Among the most noticeable features of the Campus Crossroads Project’s design to enhance and harmonize the University of Notre Dame’s academic, athletic and student life programs will be the South Building, a six-level structure connected to the south side of Notre Dame Stadium, on which work will begin in November 2015.
The building will make possible the relocation of Department of Music from its present quarters in Crowley Hall, bringing it under the same roof as the Sacred Music at Notre Dame program.
The new music building will include recital and rehearsal halls, a large and growing music library, classrooms, rehearsal and tutoring rooms, lounge space and administrative offices, and its location will place Notre Dame musicians in advantageous proximity to such splendid campus venues as the Reyes Organ and Choral Hall and other arts facilities in the DeBartolo Performing Arts Center.

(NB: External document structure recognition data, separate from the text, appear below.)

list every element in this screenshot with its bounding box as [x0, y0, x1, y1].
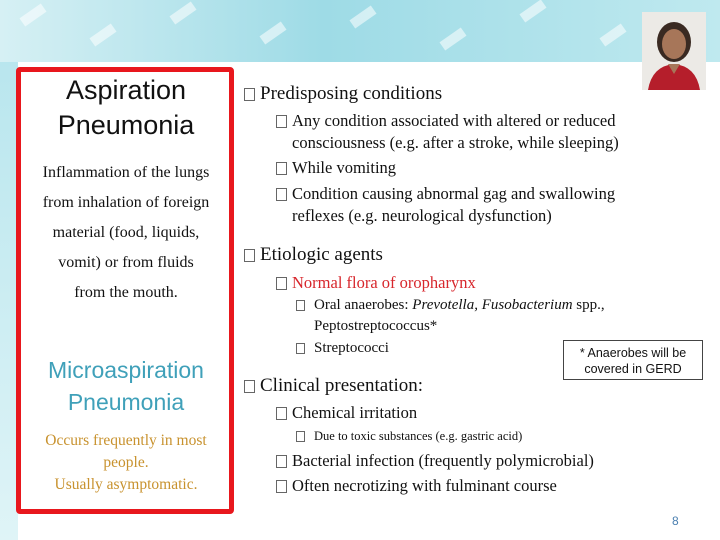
predisposing-item-2: While vomiting — [276, 158, 396, 178]
etiologic-peptostreptococcus: Peptostreptococcus* — [314, 318, 438, 334]
predisposing-item-1: Any condition associated with altered or reduced — [276, 111, 615, 131]
anaerobes-note-box — [563, 340, 703, 380]
square-box-icon — [244, 249, 255, 262]
aspiration-title-line2: Pneumonia — [57, 110, 195, 140]
clinical-subitem-toxic: Due to toxic substances (e.g. gastric acid) — [296, 429, 522, 444]
square-box-icon — [276, 455, 287, 468]
clinical-item-bacterial: Bacterial infection (frequently polymicrobial) — [276, 451, 594, 471]
definition-line-2: from inhalation of foreign — [42, 194, 210, 211]
square-box-icon — [244, 88, 255, 101]
note-line-2: covered in GERD — [584, 362, 682, 376]
clinical-item-chemical: Chemical irritation — [276, 403, 417, 423]
square-box-icon — [276, 162, 287, 175]
clinical-item-necrotizing: Often necrotizing with fulminant course — [276, 476, 557, 496]
microaspiration-desc-line-2: people. — [103, 454, 149, 471]
predisposing-item-3: Condition causing abnormal gag and swallowing — [276, 184, 615, 204]
microaspiration-desc-line-1: Occurs frequently in most — [45, 432, 207, 449]
etiologic-heading: Etiologic agents — [244, 244, 383, 266]
etiologic-normal-flora: Normal flora of oropharynx — [276, 273, 476, 293]
etiologic-oral-anaerobes: Oral anaerobes: Prevotella, Fusobacterium spp., — [296, 297, 605, 314]
square-box-icon — [296, 343, 305, 354]
square-box-icon — [276, 188, 287, 201]
definition-line-1: Inflammation of the lungs — [42, 164, 210, 181]
top-decorative-band — [0, 0, 720, 62]
definition-line-3: material (food, liquids, — [52, 224, 200, 241]
predisposing-heading: Predisposing conditions — [244, 83, 442, 105]
square-box-icon — [244, 380, 255, 393]
predisposing-item-1-cont: consciousness (e.g. after a stroke, while sleeping) — [292, 133, 619, 152]
page-number: 8 — [672, 514, 679, 528]
predisposing-item-3-cont: reflexes (e.g. neurological dysfunction) — [292, 206, 552, 225]
definition-line-5: from the mouth. — [74, 284, 178, 301]
square-box-icon — [276, 480, 287, 493]
square-box-icon — [296, 431, 305, 442]
square-box-icon — [276, 115, 287, 128]
square-box-icon — [276, 407, 287, 420]
square-box-icon — [296, 300, 305, 311]
microaspiration-desc-line-3: Usually asymptomatic. — [54, 476, 198, 493]
presenter-photo — [642, 12, 706, 90]
microaspiration-title-line2: Pneumonia — [67, 389, 185, 415]
etiologic-streptococci: Streptococci — [296, 340, 389, 357]
note-line-1: * Anaerobes will be — [579, 346, 687, 360]
square-box-icon — [276, 277, 287, 290]
definition-line-4: vomit) or from fluids — [58, 254, 194, 271]
aspiration-title-line1: Aspiration — [65, 75, 187, 105]
microaspiration-title-line1: Microaspiration — [48, 357, 204, 383]
clinical-heading: Clinical presentation: — [244, 375, 423, 397]
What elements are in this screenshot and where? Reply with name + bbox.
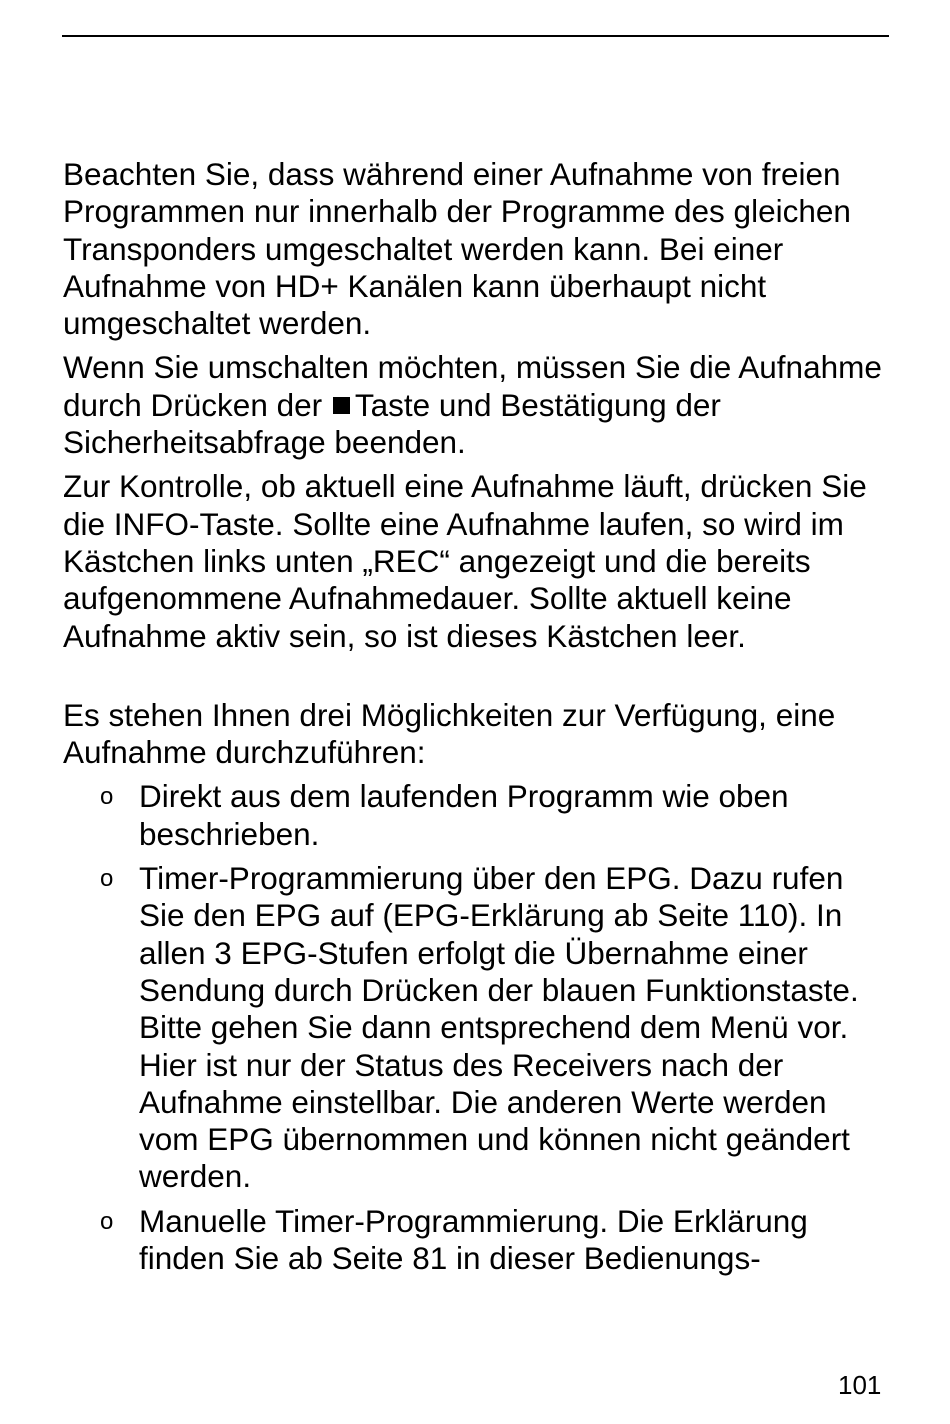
paragraph-stop-recording-text-after: Taste und Bestätigung der Sicherheitsabfrage beenden. <box>63 386 721 461</box>
list-item-text: Manuelle Timer-Programmierung. Die Erklärung finden Sie ab Seite 81 in dieser Bedienungs- <box>139 1202 808 1277</box>
paragraph-recording-options-intro: Es stehen Ihnen drei Möglichkeiten zur Verfügung, eine Aufnahme durchzuführen: <box>63 696 836 771</box>
list-item <box>63 778 893 853</box>
list-item-text: Timer-Programmierung über den EPG. Dazu rufen Sie den EPG auf (EPG-Erklärung ab Seite 110). In allen 3 EPG-Stufen erfolgt die Übernahme einer Sendung durch Drücken der blauen Funktionstaste. Bitte gehen Sie dann entsprechend dem Menü vor. Hier ist nur der Status des Receivers nach der Aufnahme einstellbar. Die anderen Werte werden vom EPG übernommen und können nicht geändert werden. <box>139 860 859 1195</box>
paragraph-stop-recording-text-before: Wenn Sie umschalten möchten, müssen Sie die Aufnahme durch Drücken der <box>63 349 882 423</box>
list-bullet: o <box>100 783 114 811</box>
paragraph-stop-recording <box>63 349 893 461</box>
list-bullet: o <box>100 1207 114 1235</box>
list-item <box>63 860 893 1196</box>
list-item <box>63 1203 893 1278</box>
paragraph-info-check: Zur Kontrolle, ob aktuell eine Aufnahme läuft, drücken Sie die INFO-Taste. Sollte eine Aufnahme laufen, so wird im Kästchen links unten „REC“ angezeigt und die bereits aufgenommene Aufnahmedauer. Sollte aktuell keine Aufnahme aktiv sein, so ist dieses Kästchen leer. <box>63 468 867 654</box>
page-body <box>63 156 893 1284</box>
page-number: 101 <box>838 1370 882 1400</box>
header-rule <box>62 35 889 37</box>
stop-square-icon <box>333 397 350 414</box>
list-item-text: Direkt aus dem laufenden Programm wie oben beschrieben. <box>139 778 789 852</box>
recording-options-list <box>63 778 893 1277</box>
paragraph-switching-restriction: Beachten Sie, dass während einer Aufnahme von freien Programmen nur innerhalb der Programme des gleichen Transponders umgeschaltet werden kann. Bei einer Aufnahme von HD+ Kanälen kann überhaupt nicht umgeschaltet werden. <box>63 156 851 342</box>
list-bullet: o <box>100 865 114 893</box>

For Margot Fassler, Keough-Hesburgh Professor of Music History and Liturgy and director of the sacred music program, its location is every bit as crucial and welcome a feature of the new music building as its superb teaching, practice and performance spaces.
“When I first heard that our building would be attached to the stadium, my initial reaction was, ‘How exciting!’” she said. “Sacred music is central to the mission of Notre Dame, and for us to be attached to the stadium, to be a visible part of Notre Dame’s ethos, to take our love of sports and our commitments to academics and to student social life and to merge them … What could be better?”